The contract is only as good as how cleanly clients can consume it. For TypeScript types, a React form/handler example, and an SDK provider pattern, see references/consuming-in-react.md. Point developers there when they ask how to handle these responses, not just shape them.

Applying this skill

  • Designing a new endpoint's failures: enumerate the ways it can fail, map each to a namespaced {domain}.{class}.{reason} issue code, and decide severity. Produce a concrete issues example, not just prose.
  • Designing a resource's lifecycle: draw the state machine first (nodes are states, edges are transitions), name states for the present condition (authentication_required, not requires_action or pending — those name a future step, which is the issue's job), keep failure recoverable where it can be, and split what happened / where it is / why across event, status, and issue. See references/event-status-design.md.
  • Designing a read endpoint: first decide whether it renders a view or exposes a resource, and shape it for that job — don't let one endpoint do both. Choose pagination to match (cursor for throughput, offset/page-number when a UI needs it). See references/view-vs-data-endpoints.md.
  • Documenting auth: enumerate the distinct schemes, name each, and make every endpoint declare the one it requires; keep the consumer-facing scheme separate from its implementation. See references/auth-schemes.md.
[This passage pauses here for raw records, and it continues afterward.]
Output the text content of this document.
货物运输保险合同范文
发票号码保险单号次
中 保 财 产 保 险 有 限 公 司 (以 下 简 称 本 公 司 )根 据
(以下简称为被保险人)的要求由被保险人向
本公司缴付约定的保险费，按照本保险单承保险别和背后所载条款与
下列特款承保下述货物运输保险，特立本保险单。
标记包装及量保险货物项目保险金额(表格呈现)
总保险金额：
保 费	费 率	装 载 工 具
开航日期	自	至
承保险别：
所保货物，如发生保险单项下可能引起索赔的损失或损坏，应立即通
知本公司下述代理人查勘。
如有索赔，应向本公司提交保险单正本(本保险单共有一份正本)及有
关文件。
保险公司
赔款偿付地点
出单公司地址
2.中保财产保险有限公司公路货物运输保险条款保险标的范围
  • Reviewing an existing API: check it against the seven principles and the field table. The most common gaps are missing correlationId, numeric/opaque codes, errors and warnings split across different fields, no links to help the developer act, a status field doing the job of an event or an issue, one endpoint trying to be both a view and a canonical resource, and an ambiguous/jumbled auth story.
  • Keeping it consistent: the same issues shape should appear in responses, webhooks, and callbacks, and status/issue codes should share one grammar. Flag any context where the shape diverges.